Am besten kann man den craniosacralen Rhythmus an Schädel und Kreuzbein spüren. Kann das auch ein Laie? "Probieren wir es aus", sagt Monika Hornburg. Shimounahs Besitzerin Christiane Wehnert soll eine Hand auf den Widerrist legen, die andere aufs Kreuzbein. Monika Hornburg platziert ebenfalls eine Hand am Widerrist, die andere auf dem Hinterhaupt der Stute.

"Die Gehirn-Rückenmarks-Flüssigkeit fließt durch die Dura mater", erklärt Monika Hornburg. Dabei handelt es sich um ein kräftiges Bindegewebe, das den gesamten Schädel von innen auskleidet, am Hinterkopf mit dem Rückenmarksstrang austritt, diesen ummantelt und mit ihm durch den gesamten Wirbelkanal bis zum Kreuzbein zieht.
"Jetzt kommt die Bewegung nach hinten, jetzt geht sie wieder nach vorne", sagt Monika Hornburg zu Christiane Wehnert. "Oh ja, das spürt man tatsächlich", sagt diese. "Fühlt sich an wie ein ganz geringer Wasserstrom, der durch den Körper fließt."
Weiter geht’s mit dem Profi. "Ist der craniosacrale Rhythmus gestört, kann ich ihn mit meinen Händen harmonisieren", sagt Monika Hornburg. "Die craniosacrale Therapie ist allerdings immer Teil einer gesamten Behandlung.

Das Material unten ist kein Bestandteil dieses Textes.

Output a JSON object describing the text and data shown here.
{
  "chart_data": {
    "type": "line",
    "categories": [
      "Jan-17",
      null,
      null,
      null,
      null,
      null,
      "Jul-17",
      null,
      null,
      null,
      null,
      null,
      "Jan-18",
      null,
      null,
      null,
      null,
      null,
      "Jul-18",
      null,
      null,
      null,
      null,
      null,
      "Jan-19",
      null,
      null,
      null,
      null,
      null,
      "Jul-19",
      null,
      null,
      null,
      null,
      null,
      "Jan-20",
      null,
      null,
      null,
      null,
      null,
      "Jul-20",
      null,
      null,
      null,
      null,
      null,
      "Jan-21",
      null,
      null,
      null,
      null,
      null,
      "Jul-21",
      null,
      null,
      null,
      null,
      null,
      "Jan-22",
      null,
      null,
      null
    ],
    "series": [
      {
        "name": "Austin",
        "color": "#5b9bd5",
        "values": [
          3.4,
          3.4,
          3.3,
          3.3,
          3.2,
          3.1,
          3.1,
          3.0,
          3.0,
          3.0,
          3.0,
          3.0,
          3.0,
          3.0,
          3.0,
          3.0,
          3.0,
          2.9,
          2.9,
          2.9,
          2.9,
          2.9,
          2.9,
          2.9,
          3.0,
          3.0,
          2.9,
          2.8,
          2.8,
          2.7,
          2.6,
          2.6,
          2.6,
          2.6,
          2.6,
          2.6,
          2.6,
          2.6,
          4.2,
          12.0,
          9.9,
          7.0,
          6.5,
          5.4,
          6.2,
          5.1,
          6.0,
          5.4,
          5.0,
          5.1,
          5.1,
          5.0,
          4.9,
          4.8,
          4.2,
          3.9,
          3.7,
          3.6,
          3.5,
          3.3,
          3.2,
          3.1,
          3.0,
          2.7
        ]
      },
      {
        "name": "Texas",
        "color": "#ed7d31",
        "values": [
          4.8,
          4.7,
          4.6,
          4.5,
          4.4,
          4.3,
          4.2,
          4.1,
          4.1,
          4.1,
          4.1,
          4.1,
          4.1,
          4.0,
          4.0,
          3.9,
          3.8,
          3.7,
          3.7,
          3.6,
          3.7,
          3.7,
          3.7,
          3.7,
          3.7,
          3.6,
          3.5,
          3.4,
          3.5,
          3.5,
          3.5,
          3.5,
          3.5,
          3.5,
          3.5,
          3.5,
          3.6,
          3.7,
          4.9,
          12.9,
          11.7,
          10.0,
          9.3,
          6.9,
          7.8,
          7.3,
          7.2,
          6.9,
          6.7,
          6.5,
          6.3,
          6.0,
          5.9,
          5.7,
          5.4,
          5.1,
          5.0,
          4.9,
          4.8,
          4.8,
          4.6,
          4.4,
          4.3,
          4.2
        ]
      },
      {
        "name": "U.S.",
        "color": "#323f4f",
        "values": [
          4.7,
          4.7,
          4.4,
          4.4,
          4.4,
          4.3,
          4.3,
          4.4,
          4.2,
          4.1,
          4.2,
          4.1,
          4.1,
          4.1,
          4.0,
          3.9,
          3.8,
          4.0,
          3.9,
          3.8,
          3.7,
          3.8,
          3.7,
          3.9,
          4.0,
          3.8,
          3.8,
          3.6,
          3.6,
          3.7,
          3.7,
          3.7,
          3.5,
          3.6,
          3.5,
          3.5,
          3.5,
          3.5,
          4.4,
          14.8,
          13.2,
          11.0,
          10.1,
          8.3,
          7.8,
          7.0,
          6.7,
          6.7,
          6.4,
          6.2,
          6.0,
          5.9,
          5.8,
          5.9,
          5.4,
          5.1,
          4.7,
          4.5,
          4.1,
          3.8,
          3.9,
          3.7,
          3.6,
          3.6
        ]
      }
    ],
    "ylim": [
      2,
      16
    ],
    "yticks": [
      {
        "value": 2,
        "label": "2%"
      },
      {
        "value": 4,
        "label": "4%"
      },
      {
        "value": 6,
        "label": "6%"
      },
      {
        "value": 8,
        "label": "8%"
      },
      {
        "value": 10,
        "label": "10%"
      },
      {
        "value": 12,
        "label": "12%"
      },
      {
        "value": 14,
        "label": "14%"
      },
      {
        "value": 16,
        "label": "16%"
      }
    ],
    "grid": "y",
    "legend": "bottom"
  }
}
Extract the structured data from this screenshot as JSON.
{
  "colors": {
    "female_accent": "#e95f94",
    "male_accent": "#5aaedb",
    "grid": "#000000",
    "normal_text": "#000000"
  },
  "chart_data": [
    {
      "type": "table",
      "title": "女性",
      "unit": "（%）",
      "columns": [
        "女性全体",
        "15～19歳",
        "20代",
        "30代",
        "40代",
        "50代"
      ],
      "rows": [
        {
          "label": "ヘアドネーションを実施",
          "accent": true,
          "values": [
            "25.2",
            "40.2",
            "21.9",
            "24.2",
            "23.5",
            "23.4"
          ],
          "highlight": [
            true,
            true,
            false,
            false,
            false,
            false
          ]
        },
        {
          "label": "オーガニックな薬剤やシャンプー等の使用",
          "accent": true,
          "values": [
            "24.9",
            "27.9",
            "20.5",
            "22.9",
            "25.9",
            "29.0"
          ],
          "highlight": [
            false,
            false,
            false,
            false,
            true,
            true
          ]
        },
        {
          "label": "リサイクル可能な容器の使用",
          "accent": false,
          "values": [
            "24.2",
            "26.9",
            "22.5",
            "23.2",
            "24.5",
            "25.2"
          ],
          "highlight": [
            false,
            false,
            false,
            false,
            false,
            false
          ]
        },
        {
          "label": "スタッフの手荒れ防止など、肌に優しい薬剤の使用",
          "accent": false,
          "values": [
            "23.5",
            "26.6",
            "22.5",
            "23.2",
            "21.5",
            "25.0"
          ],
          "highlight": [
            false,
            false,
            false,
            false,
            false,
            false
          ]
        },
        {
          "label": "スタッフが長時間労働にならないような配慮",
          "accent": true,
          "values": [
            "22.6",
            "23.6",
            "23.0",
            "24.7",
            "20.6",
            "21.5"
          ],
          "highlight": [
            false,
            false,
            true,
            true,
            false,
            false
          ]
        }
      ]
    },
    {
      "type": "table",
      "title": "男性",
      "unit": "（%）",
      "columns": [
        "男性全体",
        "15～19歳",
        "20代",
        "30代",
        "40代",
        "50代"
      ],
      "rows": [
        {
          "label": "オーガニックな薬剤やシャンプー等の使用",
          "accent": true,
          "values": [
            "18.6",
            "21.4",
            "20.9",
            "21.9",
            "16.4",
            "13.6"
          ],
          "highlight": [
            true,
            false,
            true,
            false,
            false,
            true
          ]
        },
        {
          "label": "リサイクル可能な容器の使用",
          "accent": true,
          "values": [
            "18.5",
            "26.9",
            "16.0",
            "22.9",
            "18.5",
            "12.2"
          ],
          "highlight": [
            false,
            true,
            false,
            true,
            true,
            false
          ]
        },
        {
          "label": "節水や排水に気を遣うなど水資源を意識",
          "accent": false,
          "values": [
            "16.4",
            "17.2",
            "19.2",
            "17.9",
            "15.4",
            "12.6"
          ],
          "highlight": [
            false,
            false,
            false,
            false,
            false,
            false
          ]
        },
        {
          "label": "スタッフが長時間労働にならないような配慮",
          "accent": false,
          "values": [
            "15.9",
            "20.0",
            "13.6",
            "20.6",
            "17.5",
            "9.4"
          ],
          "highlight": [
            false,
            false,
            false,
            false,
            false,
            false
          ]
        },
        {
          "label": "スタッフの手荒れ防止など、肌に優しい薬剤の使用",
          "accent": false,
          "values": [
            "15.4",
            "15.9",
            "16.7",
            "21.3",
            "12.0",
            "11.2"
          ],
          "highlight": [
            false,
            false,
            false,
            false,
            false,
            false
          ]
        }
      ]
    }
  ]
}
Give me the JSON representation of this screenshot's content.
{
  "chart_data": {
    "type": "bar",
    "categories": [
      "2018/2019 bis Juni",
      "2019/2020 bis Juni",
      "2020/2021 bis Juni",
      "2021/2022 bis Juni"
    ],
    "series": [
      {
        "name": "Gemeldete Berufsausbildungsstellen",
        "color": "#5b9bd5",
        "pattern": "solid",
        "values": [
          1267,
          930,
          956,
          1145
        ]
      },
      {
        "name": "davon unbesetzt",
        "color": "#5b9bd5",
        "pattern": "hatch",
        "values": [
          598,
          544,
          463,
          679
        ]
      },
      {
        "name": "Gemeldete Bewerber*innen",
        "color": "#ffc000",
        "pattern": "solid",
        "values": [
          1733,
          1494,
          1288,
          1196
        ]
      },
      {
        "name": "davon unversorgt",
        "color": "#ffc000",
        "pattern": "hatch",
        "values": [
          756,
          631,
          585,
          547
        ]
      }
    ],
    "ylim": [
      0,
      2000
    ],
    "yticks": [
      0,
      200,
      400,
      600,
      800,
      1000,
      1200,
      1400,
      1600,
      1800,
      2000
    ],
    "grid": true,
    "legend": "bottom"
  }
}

Dazu gehören eine eingehende Untersuchung und eine komplette osteopathische Behandlung." Ob ein Pferd eine craniosacrale Therapie braucht, legt die Expertin individuell fest.
Typische Indikationen sind etwa, wenn sich Augen oder Nüstern nicht auf einer Höhe befinden oder das Pferd den Kopf schief trägt. Weitere Symptome sind wiederkehrende Beckenschiefstellung, tränende Augen, Kiefergelenksprobleme, Stoffwechselkrankheiten, Bewegungsstörungen wie Stolpern sowie Verhaltensauffälligkeiten wie Weben, Angst oder Aggressivität.
Diagnostik und Therapie gehen ineinander über
Testpferd Shimounah schiebt momentan beim Reiten gerne mal die Zunge übers Gebiss. Monika Hornburg stellt fest, dass die craniosacrale Beweglichkeit von Ober- und Unterkiefer eingeschränkt ist: Als sie Kiefergelenk und Kaumuskeln untersucht, zieht Shimounah den Kopf weg. "Das ist ihr unangenehm", sagt Monika Hornburg und legt die Hände wieder auf den Kopf der Stute. "Mit meinen Griffen kann ich nicht nur testen, sondern auch sofort behandeln."

Das scheint gut zu tun. Wenige Sekunden später ist Shimounah wieder eingedöst und zeigt bei Berührung der heiklen Stellen keine Schmerzreaktion mehr. Auch Ober- und Unterkiefer sind wieder frei beweglich. "Trotzdem würde ich noch die Zähne kontrollieren lassen", sagt Monika Hornburg. "Vielleicht hat Shimounah scharfe Kanten oder Haken, die das craniosacrale System schon bald wieder stören. Diese Ursache kann ich mit meinen Händen nicht beheben."

Fazit: Die craniosacrale Therapie ersetzt keinen Tierarzt und auch keine komplette osteopathische Untersuchung sowie Behandlung. Vielmehr ist sie eine ideale Ergänzung. Dann können Pferde von heilenden Händen richtig profitieren.
Weitere Bereiche der Ostheopathie
1. Parietale Osteopathie: Dieses Teilgebiet ist die Basis einer jeden osteopathischen Behandlung. Der Therapeut untersucht, wie beweglich Gelenke, Muskeln, Sehnen und Bänder sind. Verspannte Muskeln, blockierte Gelenke oder verhärtetes Bindegewebe werden durch gezielte Handgriffe sanft behandelt.
2. Fasziale Osteopathie: Faszien sind hauchdünne Häute. Sie ummanteln Muskeln, Sehnen, Organe, Nerven, Bänder, Gefäße und Knochen. Faszien verkleben etwa bei Stress oder zu wenig Bewegung. Da alle Faszien miteinander verbunden sind, wirken sich Störungen negativ auf den gesamten Körper aus. Um verklebte Faszien zu lösen, gibt es verschiedene Techniken.
3. Viszerale Osteopathie: Hier dreht sich alles um die inneren Organe. Auch Magen, Nieren und Lunge müssen im Körper frei sowie flexibel sein, damit sie richtig arbeiten können. Der Therapeut untersucht sowohl die Beweglichkeit der Organe, die er von außen ertasten kann, als auch die Organe, die tief im Bauch liegen und die er nur indirekt über andere Strukturen von außen wie Muskeln oder Bindegewebe sowie Reflexzonen erreicht.